We reach the same conclusion concerning Sanders' Fourth Amendment claim of an illegal search. The doctrine of exigent circumstances recognizes that a warrantless search incident to an arrest based on probable cause is justified where an officer reasonably believes that he is confronted with an emergency and the delay associated with obtaining a search warrant may result in the destruction of evidence. Schmerber v. California, 384 U.S. 757, 770-71 (1966).(3)

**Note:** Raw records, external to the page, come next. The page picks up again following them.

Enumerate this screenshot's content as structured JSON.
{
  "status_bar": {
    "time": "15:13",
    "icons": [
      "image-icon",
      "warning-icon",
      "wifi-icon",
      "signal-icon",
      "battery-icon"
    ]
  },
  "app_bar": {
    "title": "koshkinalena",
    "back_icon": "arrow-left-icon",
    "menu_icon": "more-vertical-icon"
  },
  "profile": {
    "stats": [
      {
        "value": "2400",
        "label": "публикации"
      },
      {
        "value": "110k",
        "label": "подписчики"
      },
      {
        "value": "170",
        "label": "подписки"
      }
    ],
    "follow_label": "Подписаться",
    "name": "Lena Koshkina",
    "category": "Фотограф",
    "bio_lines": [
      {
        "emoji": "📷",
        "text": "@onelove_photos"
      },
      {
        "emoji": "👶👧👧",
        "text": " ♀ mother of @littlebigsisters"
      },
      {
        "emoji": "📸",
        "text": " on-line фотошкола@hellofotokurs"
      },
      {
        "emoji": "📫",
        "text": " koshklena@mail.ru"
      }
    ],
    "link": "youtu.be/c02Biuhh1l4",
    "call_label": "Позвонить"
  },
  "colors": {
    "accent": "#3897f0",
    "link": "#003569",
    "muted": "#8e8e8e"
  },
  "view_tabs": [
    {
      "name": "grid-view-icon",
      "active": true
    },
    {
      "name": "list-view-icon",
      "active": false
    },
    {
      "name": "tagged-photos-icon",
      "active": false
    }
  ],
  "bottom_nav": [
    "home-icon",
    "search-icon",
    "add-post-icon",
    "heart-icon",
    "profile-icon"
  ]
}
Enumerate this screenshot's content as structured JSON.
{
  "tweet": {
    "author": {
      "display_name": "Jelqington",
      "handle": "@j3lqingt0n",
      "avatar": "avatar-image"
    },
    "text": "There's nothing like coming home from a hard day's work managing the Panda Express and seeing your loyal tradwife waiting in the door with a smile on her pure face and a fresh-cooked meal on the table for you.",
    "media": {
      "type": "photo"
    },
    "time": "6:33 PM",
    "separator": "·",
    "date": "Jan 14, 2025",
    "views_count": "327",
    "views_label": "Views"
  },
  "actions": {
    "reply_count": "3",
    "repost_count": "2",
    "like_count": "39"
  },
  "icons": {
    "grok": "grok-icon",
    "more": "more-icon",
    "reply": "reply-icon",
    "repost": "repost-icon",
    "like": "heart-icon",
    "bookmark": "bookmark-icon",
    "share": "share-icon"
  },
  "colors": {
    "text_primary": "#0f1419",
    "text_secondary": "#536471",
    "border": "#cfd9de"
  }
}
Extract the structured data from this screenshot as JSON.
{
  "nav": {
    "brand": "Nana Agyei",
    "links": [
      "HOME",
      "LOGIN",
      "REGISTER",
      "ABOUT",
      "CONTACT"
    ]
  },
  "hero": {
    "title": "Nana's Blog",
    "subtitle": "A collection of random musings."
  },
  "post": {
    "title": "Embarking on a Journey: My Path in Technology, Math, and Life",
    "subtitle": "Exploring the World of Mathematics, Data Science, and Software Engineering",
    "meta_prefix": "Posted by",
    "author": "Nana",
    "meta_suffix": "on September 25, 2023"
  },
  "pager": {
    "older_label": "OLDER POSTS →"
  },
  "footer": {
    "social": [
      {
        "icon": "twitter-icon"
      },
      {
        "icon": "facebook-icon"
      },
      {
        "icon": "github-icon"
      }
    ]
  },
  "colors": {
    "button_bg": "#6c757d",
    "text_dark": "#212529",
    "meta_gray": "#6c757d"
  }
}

Here, it is unclear whether the urine sample was taken by hospital personnel for diagnostic purposes or requested by the police officers for investigatory purposes. Assuming for argument that the test was requested by the officers for investigatory purposes, Sanders' admission that he had swallowed drugs coupled with his erratic behavior justified the warrantless search under the doctrine of exigent circumstances.
The judgment of the district court is AFFIRMED. Sanders' motion to proceed in forma pauperis is GRANTED and he is reminded of his continuing obligation to make partial payments until he has paid the filing fee in its entirety.
His reply brief was filed out of time and without leave. It is therefore STRICKEN.
Entered for the Court
John C. Porfilio
*. This order and judgment is not binding precedent, except under the doctrines of law of the case, res judicata, and collateral estoppel. The court generally disfavors the citation of orders and judgments; nevertheless, an order and judgment may be cited under the terms and conditions of 10th Cir. R. 36.3.
1. Sanders also claimed Eighth and Fourteenth Amendment violations. Neither are implicated here; instead, his claims of excessive force and an unlawful search are properly considered under the Fourth Amendment. See Roska ex rel. Roska v. Peterson, 328 F.3d 1230, 1242-43 (10th Cir. 2003); Taylor v. Meacham, 82 F.3d 1556, 1560 (10th Cir. 1996).
2. Sanders agreed in this response that he could not state a claim against the Ogden Police Department.
3. Once an intrusion is found to be justified, the inquiry shifts to the manner of the intrusion, including the risk, trauma or pain. Schmerber, 384 U.S. at 771. Sanders has never alleged or argued that the manner of the intrusion (urine test) was unreasonable.